I really wish I had my own place! I would take him in a heart beat! 
Hopefully he'll find a wonderful home.


----------



## FinnTastic (Apr 20, 2009)

Too bad someone couldn't 'adopt' him and then give him to rescue.


----------



## CAROLINA MOM (May 12, 2009)

FinnTastic said:


> Too bad someone couldn't 'adopt' him and then give him to rescue.

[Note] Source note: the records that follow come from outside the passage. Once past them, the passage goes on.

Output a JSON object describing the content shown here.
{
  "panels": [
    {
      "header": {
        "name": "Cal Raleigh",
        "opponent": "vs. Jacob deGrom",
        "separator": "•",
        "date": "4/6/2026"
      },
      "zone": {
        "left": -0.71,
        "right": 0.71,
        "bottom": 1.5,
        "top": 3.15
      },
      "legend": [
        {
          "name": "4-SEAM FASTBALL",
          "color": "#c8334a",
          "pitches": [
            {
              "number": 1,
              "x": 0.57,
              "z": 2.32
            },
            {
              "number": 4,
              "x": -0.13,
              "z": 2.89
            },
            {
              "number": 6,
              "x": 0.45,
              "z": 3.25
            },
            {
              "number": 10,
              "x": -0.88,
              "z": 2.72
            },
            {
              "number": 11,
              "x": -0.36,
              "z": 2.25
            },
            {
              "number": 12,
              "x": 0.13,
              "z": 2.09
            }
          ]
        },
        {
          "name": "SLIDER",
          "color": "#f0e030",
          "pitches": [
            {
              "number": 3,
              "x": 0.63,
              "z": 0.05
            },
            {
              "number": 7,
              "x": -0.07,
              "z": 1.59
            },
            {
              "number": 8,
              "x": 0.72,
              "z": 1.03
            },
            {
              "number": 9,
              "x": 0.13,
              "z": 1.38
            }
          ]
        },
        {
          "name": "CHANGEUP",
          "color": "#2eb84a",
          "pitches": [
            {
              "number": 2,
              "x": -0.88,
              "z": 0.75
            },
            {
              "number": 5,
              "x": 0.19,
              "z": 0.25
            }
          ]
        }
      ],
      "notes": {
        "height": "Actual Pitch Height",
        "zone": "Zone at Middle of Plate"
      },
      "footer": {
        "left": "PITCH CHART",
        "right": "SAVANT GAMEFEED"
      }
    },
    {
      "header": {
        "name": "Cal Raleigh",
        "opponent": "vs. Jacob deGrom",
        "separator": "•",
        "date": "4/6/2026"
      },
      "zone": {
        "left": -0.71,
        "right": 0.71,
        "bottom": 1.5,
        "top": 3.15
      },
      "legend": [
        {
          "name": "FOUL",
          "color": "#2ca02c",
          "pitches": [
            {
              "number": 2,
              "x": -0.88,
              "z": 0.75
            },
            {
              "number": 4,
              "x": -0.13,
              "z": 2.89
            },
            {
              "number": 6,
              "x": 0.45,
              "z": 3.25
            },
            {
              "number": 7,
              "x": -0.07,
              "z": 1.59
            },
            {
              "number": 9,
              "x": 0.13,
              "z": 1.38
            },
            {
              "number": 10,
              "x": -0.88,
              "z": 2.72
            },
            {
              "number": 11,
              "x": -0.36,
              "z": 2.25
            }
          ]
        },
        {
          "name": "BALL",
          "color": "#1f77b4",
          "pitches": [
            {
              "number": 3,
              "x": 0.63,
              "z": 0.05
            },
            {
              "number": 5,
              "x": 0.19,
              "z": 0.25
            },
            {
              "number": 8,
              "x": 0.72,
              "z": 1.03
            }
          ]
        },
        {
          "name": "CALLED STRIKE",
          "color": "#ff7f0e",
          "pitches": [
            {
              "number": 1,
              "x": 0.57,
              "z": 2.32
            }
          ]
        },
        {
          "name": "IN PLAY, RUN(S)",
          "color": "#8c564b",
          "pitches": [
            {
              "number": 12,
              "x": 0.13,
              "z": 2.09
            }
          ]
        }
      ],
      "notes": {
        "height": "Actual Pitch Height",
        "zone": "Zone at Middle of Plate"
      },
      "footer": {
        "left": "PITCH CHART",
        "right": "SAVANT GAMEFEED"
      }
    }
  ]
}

It wouldn't be the first time it's been done.


----------



## GoldenMum (Mar 15, 2010)

:I saw that Major is no longer on PetFinder, so I called the shelter. This beautiful boy was adopted!


----------



## C's Mom (Dec 7, 2009)

Yippeeeeee!!!!


----------



## Karen519 (Aug 21, 2006)

*Thank God*

Thank God-so happy for Major!


----------



## goldencontriever3 (Nov 7, 2008)

That's great news!! Thank you for checking on him.


----------



## BaileyBo (Sep 10, 2008)

I'm SOOOOO glad! I've been thinking about ever since I saw this post. I'm currently living at home to save money while I'm finishing up grad school, and have been begging my dad to let me go get him. His response was trying to help me find a house to rent haha. I'm glad this sweet boy found a home!


----------